The art, also plied by Boultwood, is the perfect complement to the story. Awash in soft greys, it not only visually matches the old-film tone established in the writing, it even employs some of its most iconic cinematic tropes. The car scenes, for example, replicate those old shots where the moving background is clearly shot on a green-screen. It’s great little touches like that, and in the demure yet increasingly emboldened visual reactions Doris has to Brett’s choice of words, that make this world come to life on the “screen.” Adding even more depth are little splices outside of the feature presentation.

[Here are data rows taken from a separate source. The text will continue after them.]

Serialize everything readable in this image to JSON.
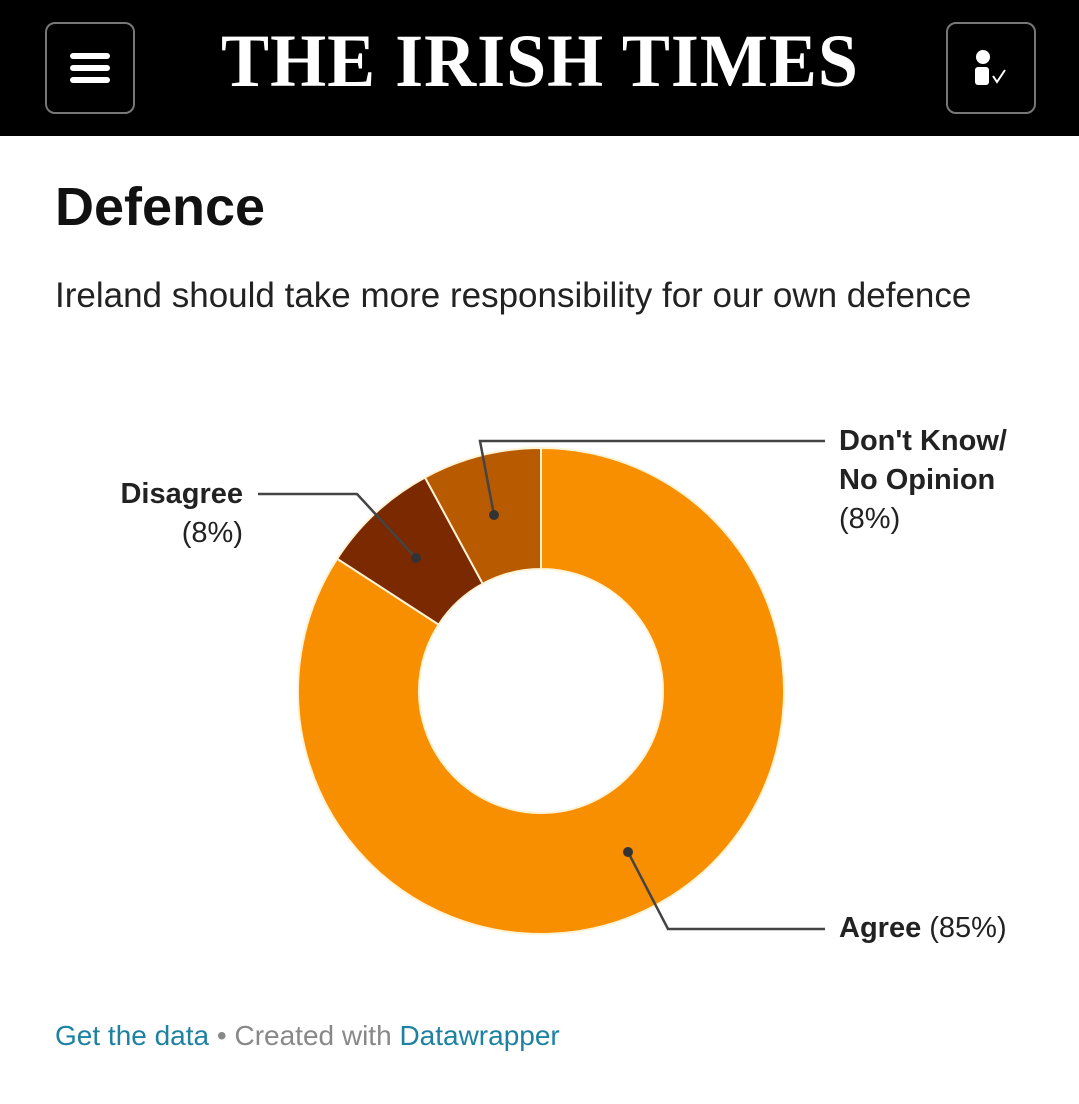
{
  "header": {
    "logo": "THE IRISH TIMES",
    "menu_icon": "hamburger-icon",
    "account_icon": "user-check-icon"
  },
  "title": "Defence",
  "subtitle": "Ireland should take more responsibility for our own defence",
  "chart_data": {
    "type": "pie",
    "donut": true,
    "title": "Defence",
    "subtitle": "Ireland should take more responsibility for our own defence",
    "slices": [
      {
        "label": "Agree",
        "value": 85,
        "value_label": "(85%)",
        "color": "#f78f00"
      },
      {
        "label": "Disagree",
        "value": 8,
        "value_label": "(8%)",
        "color": "#7b2900"
      },
      {
        "label": "Don't Know/ No Opinion",
        "label_line1": "Don't Know/",
        "label_line2": "No Opinion",
        "value": 8,
        "value_label": "(8%)",
        "color": "#b85a00"
      }
    ]
  },
  "footer": {
    "get_data": "Get the data",
    "separator": " • Created with ",
    "datawrapper": "Datawrapper"
  }
}
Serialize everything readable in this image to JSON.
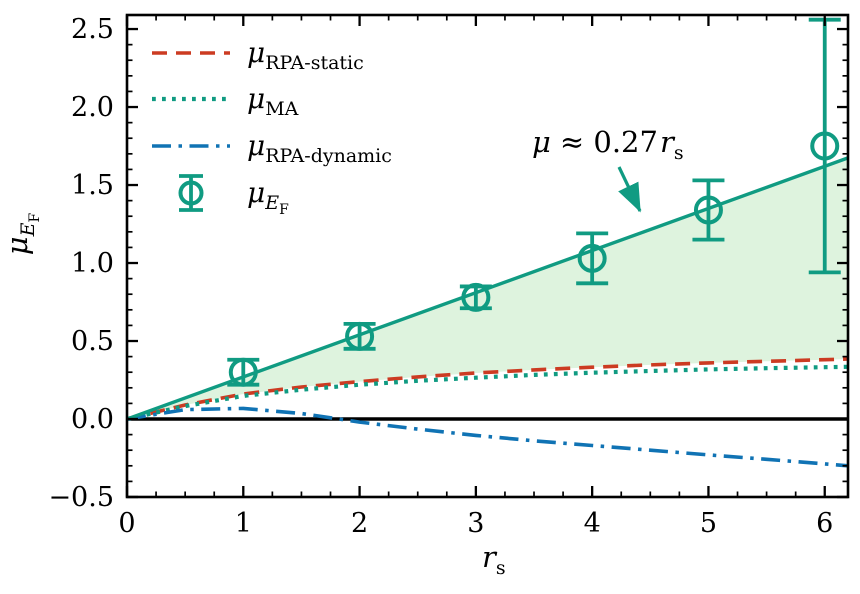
{
  "chart_data": {
    "type": "line",
    "title": "",
    "xlabel": "r_s",
    "ylabel": "mu_E_F",
    "xlim": [
      0,
      6.2
    ],
    "ylim": [
      -0.5,
      2.59
    ],
    "grid": false,
    "legend_position": "upper-left",
    "x_ticks": {
      "values": [
        0,
        1,
        2,
        3,
        4,
        5,
        6
      ],
      "labels": [
        "0",
        "1",
        "2",
        "3",
        "4",
        "5",
        "6"
      ],
      "minor_step": 0.25
    },
    "y_ticks": {
      "values": [
        -0.5,
        0,
        0.5,
        1,
        1.5,
        2,
        2.5
      ],
      "labels": [
        "−0.5",
        "0.0",
        "0.5",
        "1.0",
        "1.5",
        "2.0",
        "2.5"
      ],
      "minor_step": 0.1
    },
    "x": [
      0,
      0.5,
      1,
      1.5,
      2,
      2.5,
      3,
      3.5,
      4,
      4.5,
      5,
      5.5,
      6,
      6.2
    ],
    "series": [
      {
        "name": "mu_RPA-static",
        "style": "dashed",
        "color": "#cc3b22",
        "values": [
          0,
          0.09,
          0.16,
          0.205,
          0.24,
          0.27,
          0.295,
          0.315,
          0.332,
          0.347,
          0.36,
          0.37,
          0.38,
          0.385
        ]
      },
      {
        "name": "mu_MA",
        "style": "dotted",
        "color": "#109b82",
        "values": [
          0,
          0.083,
          0.148,
          0.188,
          0.22,
          0.245,
          0.265,
          0.283,
          0.297,
          0.308,
          0.318,
          0.326,
          0.332,
          0.335
        ]
      },
      {
        "name": "mu_RPA-dynamic",
        "style": "dashdot",
        "color": "#1073b4",
        "values": [
          0,
          0.06,
          0.068,
          0.035,
          -0.02,
          -0.065,
          -0.105,
          -0.14,
          -0.17,
          -0.2,
          -0.23,
          -0.258,
          -0.288,
          -0.3
        ]
      }
    ],
    "fit_line": {
      "label": "μ ≈ 0.27r_s",
      "slope": 0.27,
      "color": "#109b82",
      "x_range": [
        0,
        6.2
      ]
    },
    "fill_between": {
      "upper": "fit_line",
      "lower": "mu_RPA-static",
      "color": "#def3de"
    },
    "points": {
      "name": "mu_E_F",
      "color": "#109b82",
      "x": [
        1,
        2,
        3,
        4,
        5,
        6
      ],
      "y": [
        0.3,
        0.53,
        0.78,
        1.03,
        1.34,
        1.75
      ],
      "yerr": [
        0.08,
        0.08,
        0.07,
        0.16,
        0.19,
        0.81
      ]
    },
    "zero_line": {
      "y": 0,
      "color": "#000000"
    }
  },
  "legend": {
    "entries": [
      {
        "label_main": "μ",
        "label_sub": "RPA-static",
        "style": "dashed"
      },
      {
        "label_main": "μ",
        "label_sub": "MA",
        "style": "dotted"
      },
      {
        "label_main": "μ",
        "label_sub": "RPA-dynamic",
        "style": "dashdot"
      },
      {
        "label_main": "μ",
        "label_sub": "E",
        "label_subsub": "F",
        "style": "errorbar-marker"
      }
    ]
  },
  "annotation": {
    "part_mu": "μ",
    "part_mid": "≈ 0.27",
    "part_r": "r",
    "part_sub": "s"
  },
  "axis_labels": {
    "x_main": "r",
    "x_sub": "s",
    "y_main": "μ",
    "y_sub": "E",
    "y_subsub": "F"
  },
  "colors": {
    "teal": "#109b82",
    "red": "#cc3b22",
    "blue": "#1073b4",
    "fill": "#def3de",
    "black": "#000000"
  }
}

Various “intermissions” are used toward the middle and end of the “film,” shilling things like “Smoke & Choke’um Cigarettes,” another film called My Reptilian Bride, a product called Liquid Hair and, most interestingly (not to mention anachronistically), a pair of IMDB-like entries for the “actor and actress” portraying Boy and Doris in this story. I’m not quite sure why we get the backgrounds of Dick Claymore and Fanny Flaunders, but I do find its inclusion leaving me to wonder if this story isn’t bigger than we think. Mind you, even if it isn’t, and all we are a party to seeing is this classic, self-deprecating British arcana, then I will still be overjoyed with this fun-as-hell book.

I just want to say real quick ... Titan Comics, you folks are fucking killing it. The Bastards have begun plundering the depths of Titan’s wares, and so far I’ve been hugely impressed. They are already becoming one of my favorite publishers, which is saying a lot right now. So keep up the good work over there, guys and girls - you sure can pick ‘em!

Anyway. You guys! Buy It Came!

Don’t be ... “common.”

Score: 5/5

Writer/Artist/Creator: Dan Boultwood Esq.